24 febbraio 2016

Detrazioni Fiscali per Stufe e Termocamini: Ecobonus per Installazione Generatori a Biomasse

Le detrazioni Irpef per gli interventi volti al risparmio energetico rientrano anche termocamini e stufe: ecco come ottenere gli sconti fiscali - Se state pensando di comprare un nuovo impianto per il riscaldamento di casa, potrebbe interessarvi la possibilità di usufruire dell'ecobonus al 65% per l'installazione dei generatori a biomasse: acquistando un termocamino o una stufa potete recuperare il 65% della spesa in 10 anni inserendola in dichiarazione dei redditi. Scopriamo quando spettano queste detrazioni fiscali che la Legge di Stabilità ha prorogato anche per il 2016.

Innanzitutto bisogna chiarire cosa si intende quando si parla di generatore a biomasse. Le norme italiane, riprendendo quelle europee, definiscono biomassa la parte biodegradabile dei prodotti, rifiuti e residui derivanti dall'agricoltura, comprese le sostanze animali e vegetali, e dalla silvicultura e dalle produzioni connesse, incluse pesca e acquacoltura, le potature e gli sfalci provenienti dal verde urbano ed inoltre la parte biodegradabile dei rifiuti urbani e industriali. Le biomasse si possono usare per rifornire gli impianti che generano calore o elettricità, quindi si possono utilizzare per gli impianti per il riscaldamento o la produzione di acqua calda sanitaria tra i quali rientrano stufe e termocamini. Installando questi impianti si potranno ottenere gli sconti fiscali in dichiarazione dei redditi inserendo l'importo relativo ai costi sostenuti per l'acquisto e l'installazione nella sezione risparmio energetico. I combustibili da utilizzare in questa tipologia di impianti sono le biomasse legnose quali il pellet, legno sminuzzato e legna da ardere in ciocchi.

Detrazioni Irpef per risparmio energetico per l'installazione di stufe e termocamini: quando spettano

Sostituendo l'impianto termico con un generatore alimentato a biomasse o sostituendone uno vecchio con il nuovo, si ottengono quindi le detrazioni fiscali al 65% per l'ecobonus ovvero sarà possibile detrarre dall'Irpef dovuta una quota pari a tale percentuale, e recuperare una spesa massima di 30.000 Euro all'anno per massimo 10 anni. Segnaliamo che la detrazione Irpef spetta solo se termocamini e stufe vengono installati in una casa già esistente e dotata di un impianto di riscaldamento.

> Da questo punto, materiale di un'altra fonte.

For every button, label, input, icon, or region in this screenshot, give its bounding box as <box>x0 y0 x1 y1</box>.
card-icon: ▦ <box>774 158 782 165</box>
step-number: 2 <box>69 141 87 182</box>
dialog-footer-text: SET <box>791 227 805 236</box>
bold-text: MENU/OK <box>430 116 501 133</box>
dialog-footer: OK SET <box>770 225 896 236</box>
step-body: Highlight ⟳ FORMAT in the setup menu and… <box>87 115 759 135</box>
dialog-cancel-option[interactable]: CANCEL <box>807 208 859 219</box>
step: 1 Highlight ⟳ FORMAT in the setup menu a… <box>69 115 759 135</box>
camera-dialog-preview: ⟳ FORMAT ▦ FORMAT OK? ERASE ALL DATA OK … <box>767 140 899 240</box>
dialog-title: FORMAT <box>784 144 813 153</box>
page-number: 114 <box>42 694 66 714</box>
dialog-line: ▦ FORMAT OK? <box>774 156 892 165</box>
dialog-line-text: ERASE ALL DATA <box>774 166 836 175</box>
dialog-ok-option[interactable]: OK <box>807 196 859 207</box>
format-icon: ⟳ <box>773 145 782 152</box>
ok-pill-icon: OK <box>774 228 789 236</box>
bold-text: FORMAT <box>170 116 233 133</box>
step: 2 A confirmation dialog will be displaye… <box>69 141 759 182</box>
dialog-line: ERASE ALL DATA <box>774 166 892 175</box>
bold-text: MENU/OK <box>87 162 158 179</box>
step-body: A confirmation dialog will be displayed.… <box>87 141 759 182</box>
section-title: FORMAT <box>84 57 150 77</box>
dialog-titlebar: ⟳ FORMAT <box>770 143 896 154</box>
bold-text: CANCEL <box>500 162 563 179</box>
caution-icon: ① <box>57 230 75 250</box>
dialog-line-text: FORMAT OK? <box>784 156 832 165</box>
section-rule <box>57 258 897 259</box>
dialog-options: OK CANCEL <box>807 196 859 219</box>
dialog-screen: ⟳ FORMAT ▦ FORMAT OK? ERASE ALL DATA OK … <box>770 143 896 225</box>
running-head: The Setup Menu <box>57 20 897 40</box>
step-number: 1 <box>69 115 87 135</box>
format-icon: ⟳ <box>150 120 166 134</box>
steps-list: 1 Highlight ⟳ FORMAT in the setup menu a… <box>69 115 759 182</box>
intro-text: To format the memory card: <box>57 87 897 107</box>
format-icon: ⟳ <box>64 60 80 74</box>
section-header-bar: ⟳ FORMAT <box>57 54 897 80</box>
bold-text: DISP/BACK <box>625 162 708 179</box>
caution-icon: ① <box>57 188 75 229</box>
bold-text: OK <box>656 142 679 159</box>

Documenti da conservare per ottenere le detrazioni fiscali al 65%

Per poter usufruire delle detrazioni Irpef in dichiarazione dei redditi bisogna conservare alcuni documenti: il contribuente è tenuto a conservare le fatture dei pagamenti e l'asseverazione di un tecnico abilitato. I pagamenti devono necessariamente essere effettuati con un bonifico parlante ovvero un bonifico sul quale viene operata una ritenuta dell'8% da parte di banche o poste e nel quale devono essere indicati il codice fiscale del contribuente, il C.F. o la Partita Iva del rivenditore o del tecnico, il numero di fattura o delle fatture e la relativa data, ed infine ma non meno importante il riferimento di legge che deve essere indicato nella causale. L'asseverazione è invece un documento che può essere rilasciato solo da un tecnico abilitato, nel quale sono certificati i requisiti tecnici dell'impianto così come richiesto dalle normative.
Termocamini e stufe danno diritto all'ecobonus in dichiarazione dei redditiNel dettaglio il generatore a biomasse deve garantire un rendimento minimo non inferiore all'85%, rispettare le norme locali per il generatore e la biomassa e rientrare nelle classi di qualità A1 e A2.

Procedura da seguire per ottenere la detrazione fiscale per il generatore a biomasse

Come per tutti i lavori legati agli interventi di risparmio energetico, per inserire l'importo della spesa sostenuta in dichiarazione dei redditi occorre presentare una comunicazione all'Enea: leggete la nostra guida per tutti i dettagli. Una volta effettuato l'invio telematico, è necessario conservare la copia della scheda informativa riguardante i lavori effettuati che deve essere firmata dal tecnico o dal contribuente che intende usufruire della detrazione Irpef. Oltre alla scheda bisogna conservare anche la ricevuta dell'invio all'Enea ovvero il codice CPID che rappresenta la prova del corretto invio della pratica.